Le Journal de Montreal

Quand les artistes sont des violeurs

- SOPHIE DUROCHER sophie.durocher @quebecorme­dia.com

Si une victime de viol demande à la justice de clore son dossier, est-ce que ça signifie que l’on doit pardonner à son violeur?

La question se pose, parce que Samantha Geimer, qui a été violée quand elle avait 13 ans par le grand cinéaste Roman Polanski (Rosemary’s Baby, Le pianiste), a demandé vendredi à un juge de Los Angeles de clore ce dossier qui lui empoisonne la vie depuis 40 ans.

TournEr lA PAGE ?

Si Geimer ne veut plus entendre parler de son histoire de viol, cela signifie-t-il que nous, comme public, devons arrêter d’associer le grand Polanski avec cette histoire sordide? Elle a déjà déclaré lui avoir pardonné, elle a déjà accepté une grosse somme d’argent de Polanski en compensati­on, et maintenant, elle demande carrément à la justice de tourner la page.

«Je vous implore de considérer une solution à ce dossier sans emprisonne­r un homme de 83 ans», a-t-elle déclaré au juge Scott Gordon.

«Je ne parle pas au nom de Roman, mais de la justice. Je vous implore de faire cela pour moi, par pitié pour moi», a-telle spécifié.

Soyons clairs: Geimer demande que l’on ferme le dossier, elle ne nie pas les faits, qui sont qu’elle a été violée par Polanski à l’âge de 13 ans.

Il lui a fait boire du champagne, l’a droguée en la forçant à avaler des Quaalude, puis l’a violée dans la maison de Jack Nicholson, à Los Angeles, en 1977.

Sauf que 40 ans plus tard, Geimer est fatiguée d’être constammen­t considérée comme «la victime de Polanski».

ET Au quÉBEC

Maintenant, je vous pose une question plus près de notre réalité québécoise…

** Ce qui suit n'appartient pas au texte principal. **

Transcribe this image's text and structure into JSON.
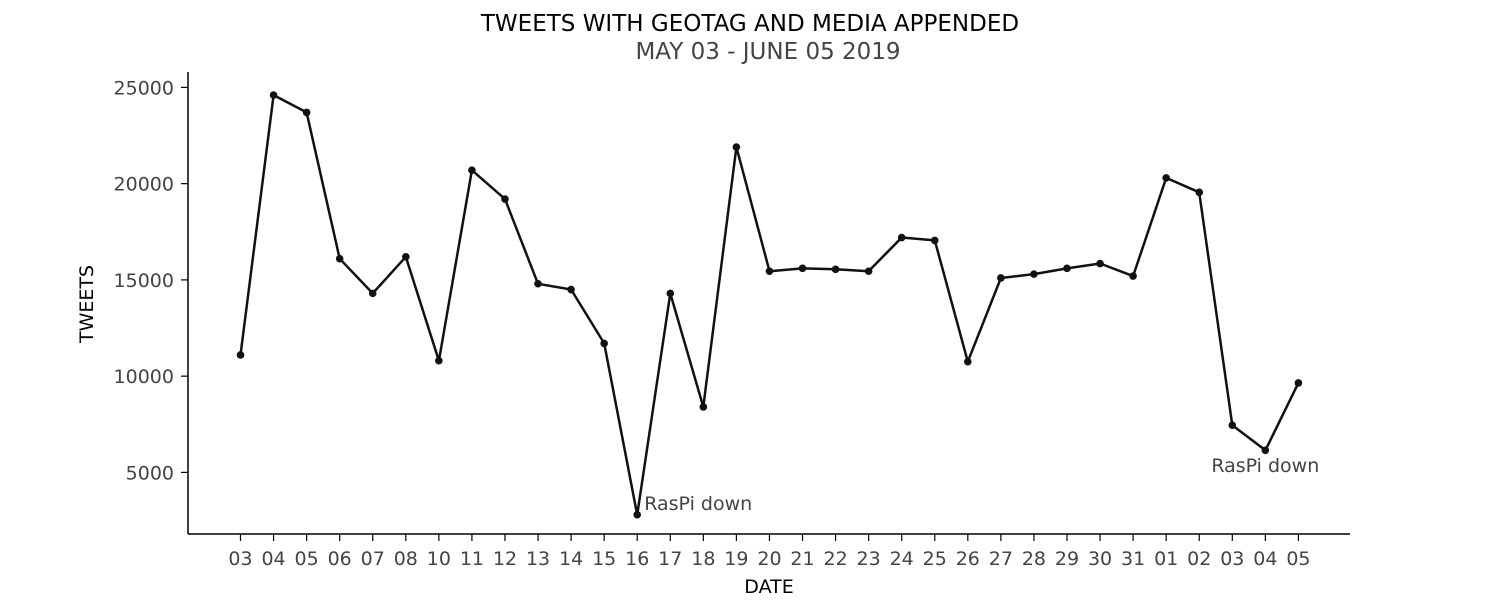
{
  "chart_data": {
    "type": "line",
    "title": "TWEETS WITH GEOTAG AND MEDIA APPENDED",
    "subtitle": "MAY 03 - JUNE 05 2019",
    "xlabel": "DATE",
    "ylabel": "TWEETS",
    "categories": [
      "03",
      "04",
      "05",
      "06",
      "07",
      "08",
      "10",
      "11",
      "12",
      "13",
      "14",
      "15",
      "16",
      "17",
      "18",
      "19",
      "20",
      "21",
      "22",
      "23",
      "24",
      "25",
      "26",
      "27",
      "28",
      "29",
      "30",
      "31",
      "01",
      "02",
      "03",
      "04",
      "05"
    ],
    "series": [
      {
        "values": [
          11100,
          24600,
          23700,
          16100,
          14300,
          16200,
          10800,
          20700,
          19200,
          14800,
          14500,
          11700,
          2800,
          14300,
          8400,
          21900,
          15450,
          15600,
          15550,
          15450,
          17200,
          17050,
          10750,
          15100,
          15300,
          15600,
          15850,
          15200,
          20300,
          19550,
          7450,
          6150,
          9650
        ],
        "color": "#111111"
      }
    ],
    "yticks": [
      5000,
      10000,
      15000,
      20000,
      25000
    ],
    "ylim": [
      1800,
      25800
    ],
    "grid": false,
    "annotations": [
      {
        "text": "RasPi down",
        "category_index": 12,
        "value": 2800
      },
      {
        "text": "RasPi down",
        "category_index": 30,
        "value": 7450
      }
    ]
  }
}
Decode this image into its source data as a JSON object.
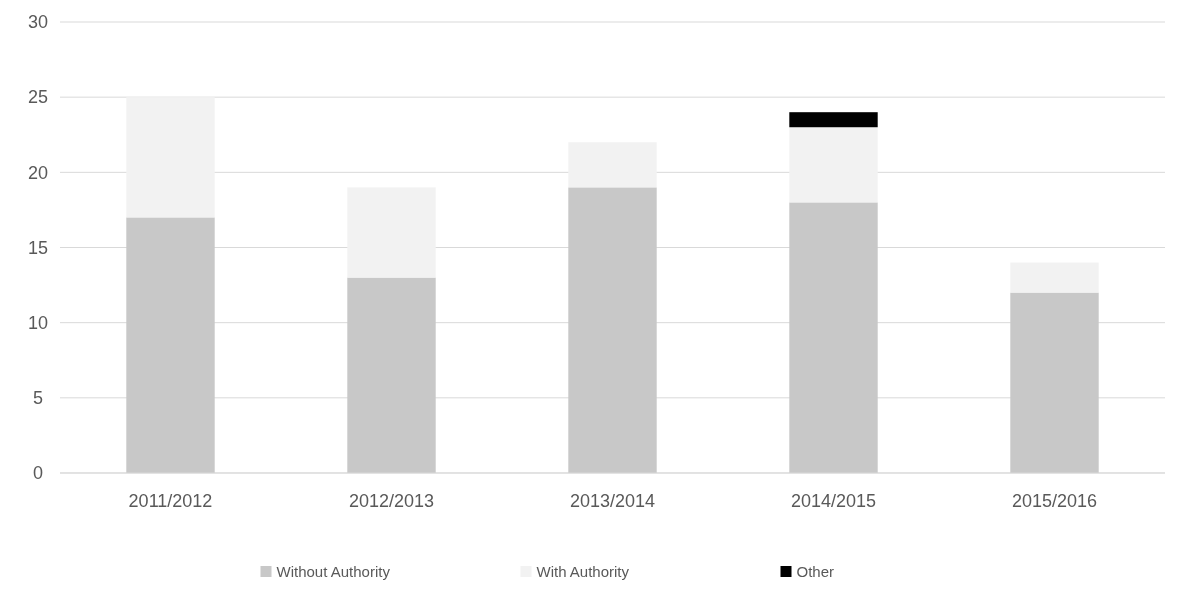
{
  "chart_data": {
    "type": "bar",
    "stacked": true,
    "categories": [
      "2011/2012",
      "2012/2013",
      "2013/2014",
      "2014/2015",
      "2015/2016"
    ],
    "series": [
      {
        "name": "Without Authority",
        "color": "#c8c8c8",
        "values": [
          17,
          13,
          19,
          18,
          12
        ]
      },
      {
        "name": "With Authority",
        "color": "#f2f2f2",
        "values": [
          8,
          6,
          3,
          5,
          2
        ]
      },
      {
        "name": "Other",
        "color": "#000000",
        "values": [
          null,
          null,
          null,
          1,
          null
        ]
      }
    ],
    "ylim": [
      0,
      30
    ],
    "yticks": [
      0,
      5,
      10,
      15,
      20,
      25,
      30
    ],
    "grid": "y",
    "legend": "bottom"
  }
}
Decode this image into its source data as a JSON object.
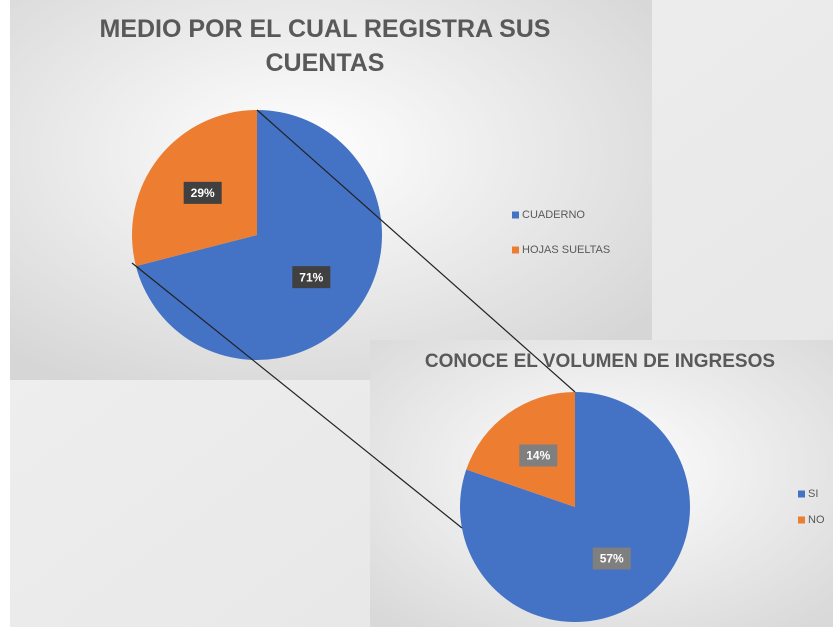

Si les victimes du cinéaste Claude Jutra faisaient une déclaratio­n publique en disant vouloir «passer à autre chose», est-ce que votre attitude face à Jutra changerait? Est-ce qu’on pourrait renommer les parcs qui portaient son nom? Est-ce qu’on penserait à redonner son nom aux prix qui récompense­nt l’excellence du cinéma québécois? Est-ce que son nom serait «réhabilité» pour autant?

BEAu mAlAISE À lA FrAnÇAISE

En France, à la dernière remise des Molière (les grands prix dans le domaine du théâtre), une comédienne et humoriste montée sur scène pour présenter un prix en a profité pour faire une déclaratio­n surprenant­e.

Blanche Gardin a créé un malaise en affirmant: «Quand j’étais petite, c’était mon rêve d’être comédienne de théâtre et mes parents m’avaient inscrite à un atelier de théâtre et j’adorais ça, j’adorais être sur scène avec mes petits camarades. Pendant qu’on était sur scène, le metteur en scène ne pouvait pas nous toucher…

«Enfin, c’était un metteur en scène génial, par ailleurs. Parce qu’il faut savoir distinguer l’homme de l’artiste… Et c’est bizarre, d’ailleurs, que cette indulgence s’applique seulement aux artistes… Parce qu’on ne dit pas, par exemple, d’un boulanger: “Oui, d’accord, c’est vrai, il viole un peu des gosses dans le fournil, mais bon, il fait une baguette extraordin­aire”…»

Blanche Gardin a entièremen­t raison. Les questions que l’on se pose sur Polanski ou sur Jutra, on ne se les poserait jamais pour les boulangers, les garagistes ou les notaires.

Pourquoi devrait-on pardonner aux artistes géniaux d’avoir commis des gestes absolument dégueulass­es?